Ce témoignage a été recueilli dans le cadre de l’accompagnement de WeTechCare auprès du CCAS de Montpellier et de Montpellier Méditerranée Métropole.

Le numérique et la dématérialisation des démarches administratives représentent un défi de taille pour les personnes ne maîtrisant pas la langue française. Le mois dernier, c’est pour les acteurs de l’inclusion numérique de la Métropole de Montpellier que WeTechCare, l’association derrière Les Bons Clics, organisait un atelier consacré à l’accompagnement des publics en fragilités numérique et linguistique.

Depuis 2013, le RAPSOL3M (Réseau des Associations de Proximité Sociales et Linguistiques de Montpellier Méditerranée Métropole) rassemble 15 associations spécialisées dans l’enseignement de la langue française pour l’insertion sociale et professionnelle des apprenants. En 2021, ce sont ainsi plus de 1000 apprenants qui ont été accompagnés par plus de 80 bénévoles et 23 salariés.

Dans un contexte de dématérialisation, les associations du réseau ont engagé des groupes de travail sur l’accès aux outils numériques et sur l’intégration du numérique dans les pratiques d’accompagnement.

Comment le numérique peut-il se mettre au service de l’apprentissage du français et, inversement comment apprendre le français peut-il contribuer à l’inclusion numérique des apprenants ?

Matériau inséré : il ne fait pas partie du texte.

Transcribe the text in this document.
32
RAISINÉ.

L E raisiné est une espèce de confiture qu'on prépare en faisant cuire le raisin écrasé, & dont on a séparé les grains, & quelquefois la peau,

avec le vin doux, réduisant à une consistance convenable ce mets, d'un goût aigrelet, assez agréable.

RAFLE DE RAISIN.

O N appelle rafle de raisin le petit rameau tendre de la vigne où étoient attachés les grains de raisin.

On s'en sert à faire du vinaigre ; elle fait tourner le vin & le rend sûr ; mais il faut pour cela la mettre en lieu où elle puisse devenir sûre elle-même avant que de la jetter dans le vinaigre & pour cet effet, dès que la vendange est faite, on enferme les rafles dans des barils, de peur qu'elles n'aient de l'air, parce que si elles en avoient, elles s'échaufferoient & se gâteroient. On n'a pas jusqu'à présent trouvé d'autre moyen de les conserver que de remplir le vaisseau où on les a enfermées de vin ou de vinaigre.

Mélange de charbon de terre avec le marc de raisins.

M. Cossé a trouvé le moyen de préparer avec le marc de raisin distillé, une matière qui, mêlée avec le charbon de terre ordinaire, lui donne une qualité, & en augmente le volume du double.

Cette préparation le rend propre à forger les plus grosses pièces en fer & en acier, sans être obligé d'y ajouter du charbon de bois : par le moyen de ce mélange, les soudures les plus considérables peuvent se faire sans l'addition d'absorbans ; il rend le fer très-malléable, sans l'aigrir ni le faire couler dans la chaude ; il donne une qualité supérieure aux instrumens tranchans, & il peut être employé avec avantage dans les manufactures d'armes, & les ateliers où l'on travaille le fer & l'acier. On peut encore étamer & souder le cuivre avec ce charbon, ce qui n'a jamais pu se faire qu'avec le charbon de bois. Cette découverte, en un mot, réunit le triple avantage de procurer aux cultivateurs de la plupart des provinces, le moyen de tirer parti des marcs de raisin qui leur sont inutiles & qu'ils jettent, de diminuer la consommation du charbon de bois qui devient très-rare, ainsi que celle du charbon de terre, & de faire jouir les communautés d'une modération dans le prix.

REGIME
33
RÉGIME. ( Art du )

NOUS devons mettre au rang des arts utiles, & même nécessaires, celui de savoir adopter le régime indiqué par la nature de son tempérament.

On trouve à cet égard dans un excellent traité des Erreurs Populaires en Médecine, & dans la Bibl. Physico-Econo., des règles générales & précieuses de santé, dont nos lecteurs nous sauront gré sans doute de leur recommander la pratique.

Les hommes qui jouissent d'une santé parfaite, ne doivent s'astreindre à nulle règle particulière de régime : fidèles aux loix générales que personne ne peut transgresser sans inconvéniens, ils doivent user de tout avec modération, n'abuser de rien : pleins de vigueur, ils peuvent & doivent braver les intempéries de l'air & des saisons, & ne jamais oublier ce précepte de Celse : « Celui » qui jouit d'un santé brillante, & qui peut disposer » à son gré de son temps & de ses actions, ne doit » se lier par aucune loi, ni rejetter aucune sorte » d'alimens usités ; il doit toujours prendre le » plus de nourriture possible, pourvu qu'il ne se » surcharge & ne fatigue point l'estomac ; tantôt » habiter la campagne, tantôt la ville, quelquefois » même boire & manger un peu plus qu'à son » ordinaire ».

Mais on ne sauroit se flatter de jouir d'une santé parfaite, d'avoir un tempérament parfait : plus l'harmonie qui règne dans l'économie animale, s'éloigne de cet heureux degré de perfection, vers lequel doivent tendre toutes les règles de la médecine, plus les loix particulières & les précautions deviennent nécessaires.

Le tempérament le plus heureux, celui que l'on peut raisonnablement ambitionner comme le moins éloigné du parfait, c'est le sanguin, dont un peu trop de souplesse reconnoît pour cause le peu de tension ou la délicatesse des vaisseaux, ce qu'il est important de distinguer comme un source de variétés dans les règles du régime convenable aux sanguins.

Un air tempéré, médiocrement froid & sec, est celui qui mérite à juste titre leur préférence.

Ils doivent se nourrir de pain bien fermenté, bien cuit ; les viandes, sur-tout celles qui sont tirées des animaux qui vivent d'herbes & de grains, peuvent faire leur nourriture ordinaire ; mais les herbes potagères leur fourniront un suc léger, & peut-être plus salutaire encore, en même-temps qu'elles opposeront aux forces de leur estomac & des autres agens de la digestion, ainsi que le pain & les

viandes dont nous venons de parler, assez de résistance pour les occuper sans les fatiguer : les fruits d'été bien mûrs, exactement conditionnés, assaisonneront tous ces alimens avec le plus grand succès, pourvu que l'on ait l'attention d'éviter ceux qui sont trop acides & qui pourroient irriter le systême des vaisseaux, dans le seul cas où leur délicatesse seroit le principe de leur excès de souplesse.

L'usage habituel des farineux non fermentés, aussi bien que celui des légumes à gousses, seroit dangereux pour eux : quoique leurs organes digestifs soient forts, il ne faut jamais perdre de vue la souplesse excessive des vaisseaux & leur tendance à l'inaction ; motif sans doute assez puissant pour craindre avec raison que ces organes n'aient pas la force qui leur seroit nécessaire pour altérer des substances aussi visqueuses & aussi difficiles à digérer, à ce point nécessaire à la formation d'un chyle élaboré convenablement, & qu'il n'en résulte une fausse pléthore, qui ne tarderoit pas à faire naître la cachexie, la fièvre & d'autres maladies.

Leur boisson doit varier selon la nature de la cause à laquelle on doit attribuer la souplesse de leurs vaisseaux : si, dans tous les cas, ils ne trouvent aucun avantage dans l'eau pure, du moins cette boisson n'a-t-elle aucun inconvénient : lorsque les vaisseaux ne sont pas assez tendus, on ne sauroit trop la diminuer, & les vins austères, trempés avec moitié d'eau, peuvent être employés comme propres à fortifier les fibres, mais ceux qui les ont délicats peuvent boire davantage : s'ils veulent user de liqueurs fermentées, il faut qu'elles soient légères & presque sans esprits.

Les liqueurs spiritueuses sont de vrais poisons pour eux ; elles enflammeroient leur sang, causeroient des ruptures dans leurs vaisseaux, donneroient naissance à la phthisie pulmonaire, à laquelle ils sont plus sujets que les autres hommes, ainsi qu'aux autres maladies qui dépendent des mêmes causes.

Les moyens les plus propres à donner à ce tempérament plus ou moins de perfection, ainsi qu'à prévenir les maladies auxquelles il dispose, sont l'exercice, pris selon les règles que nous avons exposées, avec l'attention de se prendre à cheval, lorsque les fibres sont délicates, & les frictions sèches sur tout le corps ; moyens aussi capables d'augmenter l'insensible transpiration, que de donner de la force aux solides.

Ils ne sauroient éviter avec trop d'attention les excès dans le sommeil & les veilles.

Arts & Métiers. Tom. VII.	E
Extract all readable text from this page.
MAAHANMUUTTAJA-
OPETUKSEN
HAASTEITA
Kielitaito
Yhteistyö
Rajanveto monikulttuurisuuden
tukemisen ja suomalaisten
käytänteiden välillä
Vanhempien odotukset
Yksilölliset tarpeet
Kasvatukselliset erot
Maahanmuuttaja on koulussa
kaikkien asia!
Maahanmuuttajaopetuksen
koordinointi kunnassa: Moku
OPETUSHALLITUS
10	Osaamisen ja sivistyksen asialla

C’est avec ces questions – et d’autres – en tête que le média Les Bons Clics s’est entretenu avec Elsa Bonifay, responsable de l’action linguistique de l’Association Gammes (acteur majeur de l’action sociale et médico-sociale de Montpellier depuis plus de 70 ans) et membre du comité de représentation du réseau RAPSOL3M.

Photographie du café linguistique de RAPSOL3M.
Photographie du Café Linguistique du RAPSOL3M : Accès à la langue et numérique, quelles offres pour quels publics ? (Avril 2022) –©RAPSOL3M

Les Bons Clics : Pourquoi avoir créé le réseau RAPSOL3M et quels sont les publics accompagnés par les associations membres ?

Elsa Bonifay : Le réseau RAPSOL3M a été créé  par les associations en lien avec le Service Politique de la ville de la Métropole de Montpellier : il y avait un besoin fort de connaître les offres proposées par les associations.

Ces dernières peuvent, grâce au réseau, apporter une cohérence dans les services proposés, à la fois pour les publics et les prescripteurs, mais aussi aux yeux des financeurs – à savoir la ville, la Métropole, la région, l’État et la CAF.

Il s’agissait également pour les associations de construire une culture commune sur les questions relatives à l’apprentissage du français et de favoriser l’inscription des apprenants dans des parcours linguistiques grâce aux outils numériques.

Via le réseau RAPSOL3M, nous accompagnons des personnes allophones, isolées, primo-arrivantes, bénéficiaires des minima sociaux, ou avec des situations administratives en cours.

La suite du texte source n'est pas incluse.